It was a simple enough question, but it caught me off guard.
It was a Wednesday night, and I had been teaching on how Christ is Lord of our lives. I was attempting to explain how, as the 100% human but 100% divine Son of God, Jesus was able to pay for our lives with his death on the cross, meaning that we are now his. We’ve been bought, and he is our new master. Admittedly, I wasn’t doing the greatest job of explaining all this. There were some pretty heavy concepts at play, and even though I had Romans sitting open in front of me, I was still struggling to find the right words. It was then that one of the group asked: “Hey, all this theology is great, but what’s the application?”
What’s the application?
I don’t know if I flinched visibly, but internally, I was a little agitated. I found myself thinking, “The eternal Son of God died for you, and you want some neat and tidy moral? Really?”
Collecting myself, I answered the question by explaining that having Christ as Lord of your life means learning to see the world differently and seeking to carry out His will in all things (no matter how unpleasant or counter-cultural), but the question stuck with me. In fact, it gnawed at me for the rest of the night, and it’s still gnawing at me nearly a week later. The question itself was not bad; it was an innocent question asked by a youth trying to make sense of a difficult topic and understand God’s role in her life. It’s the implications of that question. It’s the larger mentality that the question suggests.
What’s the application?
One of the more disturbing trends in the Church today (especially in America and especially in youth ministry) is the feeling that every sermon or lesson or retreat needs to have some sort of pithy life application grafted onto it– as if it were up to us to make God relevant. We act like it’s not enough just to worship Jesus or spend time in God’s Word; we have to get some little nugget of life advice out of it too. Life advice isn’t bad of course, but if we take this approach all the time, Christianity starts to become about improving our own lives rather than adding to God’s Kingdom, and that’s a complete reversal of our call.
We could easily cast blame on our self-help culture for this distortion. Sure, Dr. Phil, Eat, Pray, Love and Rick Warren’s twitter account haven’t really helped us look outside ourselves, but they’re not the root cause of this overwhelming focus on the self. There’s a name for the inability to look beyond your own life and circumstances; some might call it egocentrism, but in the Bible it’s called sin, and it’s all over the place in our culture. Even in the church, we fall victim to it. Rather than looking beyond ourselves to God, we seek to know how all this stuff about God applies to us. That is our default setting as fallen people: to look in instead of up.
I’d like to propose an alternative, and I realize that a little mental reprogramming on our part may be required:
My friend Ed Adams used to say that you need to “take ‘em to the cross” in every sermon. Rather than ending a lesson with a pithy saying or piece of advice (as we’ve conditioned our youth to expect), Ed believed that our time together as Christians should always bring us to the feet of Christ as he hung there on a tree, dying on our behalf. That is the application: allowing the knowledge that Christ died for you to reshape your understanding of the world, viewing all things and all people through the lens of a boundless love that was poured out on a cross 2,000 years ago.
We all lose sight of this from time to time (often in the name of cultural relevance).

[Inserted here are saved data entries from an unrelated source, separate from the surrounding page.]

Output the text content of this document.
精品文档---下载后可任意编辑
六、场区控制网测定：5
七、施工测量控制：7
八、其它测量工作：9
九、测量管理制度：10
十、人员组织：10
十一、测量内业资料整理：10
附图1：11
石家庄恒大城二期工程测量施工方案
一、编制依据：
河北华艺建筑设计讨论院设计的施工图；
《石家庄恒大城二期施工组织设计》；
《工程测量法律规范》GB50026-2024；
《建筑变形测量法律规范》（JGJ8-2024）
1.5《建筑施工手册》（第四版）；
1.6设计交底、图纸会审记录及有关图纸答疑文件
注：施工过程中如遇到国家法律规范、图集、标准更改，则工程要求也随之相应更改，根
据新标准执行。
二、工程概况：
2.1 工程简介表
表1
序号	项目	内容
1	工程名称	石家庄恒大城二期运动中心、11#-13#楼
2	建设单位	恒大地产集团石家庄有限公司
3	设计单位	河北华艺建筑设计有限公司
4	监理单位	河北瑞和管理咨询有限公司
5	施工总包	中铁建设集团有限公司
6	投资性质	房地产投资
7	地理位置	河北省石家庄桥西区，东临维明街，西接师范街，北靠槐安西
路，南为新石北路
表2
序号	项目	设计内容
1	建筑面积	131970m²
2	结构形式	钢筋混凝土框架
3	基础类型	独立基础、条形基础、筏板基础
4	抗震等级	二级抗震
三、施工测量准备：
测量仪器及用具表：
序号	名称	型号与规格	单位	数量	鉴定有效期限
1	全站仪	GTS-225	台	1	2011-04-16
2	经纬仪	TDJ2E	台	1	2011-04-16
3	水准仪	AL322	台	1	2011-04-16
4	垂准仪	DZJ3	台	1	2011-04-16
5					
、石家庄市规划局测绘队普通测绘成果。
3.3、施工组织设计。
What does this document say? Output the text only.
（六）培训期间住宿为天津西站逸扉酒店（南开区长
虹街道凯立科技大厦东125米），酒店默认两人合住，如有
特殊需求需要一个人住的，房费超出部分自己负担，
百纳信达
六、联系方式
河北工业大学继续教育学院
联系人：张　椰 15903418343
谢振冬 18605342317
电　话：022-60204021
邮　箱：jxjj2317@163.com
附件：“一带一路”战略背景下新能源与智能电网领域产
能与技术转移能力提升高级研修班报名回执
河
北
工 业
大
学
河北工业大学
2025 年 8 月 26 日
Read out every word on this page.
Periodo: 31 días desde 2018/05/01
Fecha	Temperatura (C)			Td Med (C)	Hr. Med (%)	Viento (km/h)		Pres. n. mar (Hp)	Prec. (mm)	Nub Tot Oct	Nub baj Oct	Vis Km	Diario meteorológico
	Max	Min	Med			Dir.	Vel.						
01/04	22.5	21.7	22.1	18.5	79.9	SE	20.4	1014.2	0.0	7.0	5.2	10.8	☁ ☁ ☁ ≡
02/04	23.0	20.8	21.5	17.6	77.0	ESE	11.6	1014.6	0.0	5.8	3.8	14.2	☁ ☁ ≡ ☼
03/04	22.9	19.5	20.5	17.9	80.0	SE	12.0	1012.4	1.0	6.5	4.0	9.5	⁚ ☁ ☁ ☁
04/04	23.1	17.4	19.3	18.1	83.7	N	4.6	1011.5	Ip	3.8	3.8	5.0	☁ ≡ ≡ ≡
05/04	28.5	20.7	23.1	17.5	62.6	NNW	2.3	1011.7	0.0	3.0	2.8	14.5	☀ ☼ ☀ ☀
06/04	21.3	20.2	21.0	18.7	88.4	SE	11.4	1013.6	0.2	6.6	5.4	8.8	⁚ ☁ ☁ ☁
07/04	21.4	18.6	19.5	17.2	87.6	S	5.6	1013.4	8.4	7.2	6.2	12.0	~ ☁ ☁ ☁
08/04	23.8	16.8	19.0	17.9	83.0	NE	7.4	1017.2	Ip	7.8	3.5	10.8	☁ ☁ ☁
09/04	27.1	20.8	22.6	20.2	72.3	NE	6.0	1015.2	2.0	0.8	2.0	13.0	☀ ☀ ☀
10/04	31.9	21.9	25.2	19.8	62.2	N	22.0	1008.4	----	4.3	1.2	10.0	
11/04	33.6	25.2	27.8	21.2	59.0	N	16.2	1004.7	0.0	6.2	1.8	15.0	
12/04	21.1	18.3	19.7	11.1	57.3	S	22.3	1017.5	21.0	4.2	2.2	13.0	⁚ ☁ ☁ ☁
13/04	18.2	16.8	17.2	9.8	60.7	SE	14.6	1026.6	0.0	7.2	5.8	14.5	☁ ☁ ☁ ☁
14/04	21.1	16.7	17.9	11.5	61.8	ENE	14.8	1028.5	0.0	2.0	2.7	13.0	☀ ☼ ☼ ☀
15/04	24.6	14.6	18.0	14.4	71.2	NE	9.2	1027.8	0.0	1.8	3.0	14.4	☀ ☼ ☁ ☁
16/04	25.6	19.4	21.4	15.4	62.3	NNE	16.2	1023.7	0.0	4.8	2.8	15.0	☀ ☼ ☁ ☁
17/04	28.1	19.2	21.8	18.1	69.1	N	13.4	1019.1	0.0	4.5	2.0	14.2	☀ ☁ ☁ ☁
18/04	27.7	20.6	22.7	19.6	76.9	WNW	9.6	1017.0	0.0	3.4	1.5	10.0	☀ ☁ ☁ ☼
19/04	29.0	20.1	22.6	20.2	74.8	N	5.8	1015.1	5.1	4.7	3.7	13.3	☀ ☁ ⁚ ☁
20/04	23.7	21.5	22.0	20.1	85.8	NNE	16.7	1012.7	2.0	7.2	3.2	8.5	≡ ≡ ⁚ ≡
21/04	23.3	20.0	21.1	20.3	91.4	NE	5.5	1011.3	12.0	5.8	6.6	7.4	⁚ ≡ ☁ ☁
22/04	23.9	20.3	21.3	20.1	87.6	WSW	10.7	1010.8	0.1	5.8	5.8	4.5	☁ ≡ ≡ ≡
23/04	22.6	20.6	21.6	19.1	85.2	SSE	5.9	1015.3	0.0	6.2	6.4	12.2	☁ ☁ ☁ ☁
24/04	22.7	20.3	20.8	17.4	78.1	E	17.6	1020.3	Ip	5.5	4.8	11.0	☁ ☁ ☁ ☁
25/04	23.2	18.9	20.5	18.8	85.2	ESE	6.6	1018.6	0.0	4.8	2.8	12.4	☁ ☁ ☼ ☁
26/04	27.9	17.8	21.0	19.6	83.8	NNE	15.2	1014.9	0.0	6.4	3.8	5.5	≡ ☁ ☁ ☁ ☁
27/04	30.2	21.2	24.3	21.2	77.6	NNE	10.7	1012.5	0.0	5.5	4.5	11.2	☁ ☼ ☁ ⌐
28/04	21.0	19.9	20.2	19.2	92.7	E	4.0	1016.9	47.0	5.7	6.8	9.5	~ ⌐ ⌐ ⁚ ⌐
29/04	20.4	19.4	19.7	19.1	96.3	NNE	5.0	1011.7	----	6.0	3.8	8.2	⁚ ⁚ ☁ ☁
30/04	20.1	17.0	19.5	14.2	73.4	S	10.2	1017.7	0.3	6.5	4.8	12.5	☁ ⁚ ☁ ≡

I’ll admit that my last few series with the youth have definitely involved catchy themes and cherry-picked verses to fit around a popular topic, and that question the other night showed me that this style of teaching won’t cut it anymore. If we’re going to make lifelong disciples with this group, we have to change our thinking from the mainstream. The primary focus must be on Christ, not the application du jour.
Starting in the fall, our youth group is swearing off topical studies. No more units on popular issues. No more obligatory studies on dating and peer pressure; those topics will surely come up on their own. Instead, we’re going to dive headfirst into Scripture with every lesson and trust the Holy Spirit to show us what the application is (if there even needs to be one). My hope is that two years spent directly in the Word will reshape our view of the world and lead our group to more Christ-centered lives.
So, what’s the application? Apply Christ to every situation and place our trust in him alone. That’s what we’re hoping to do together as our youth continue to learn and grow beyond themselves into mature faith.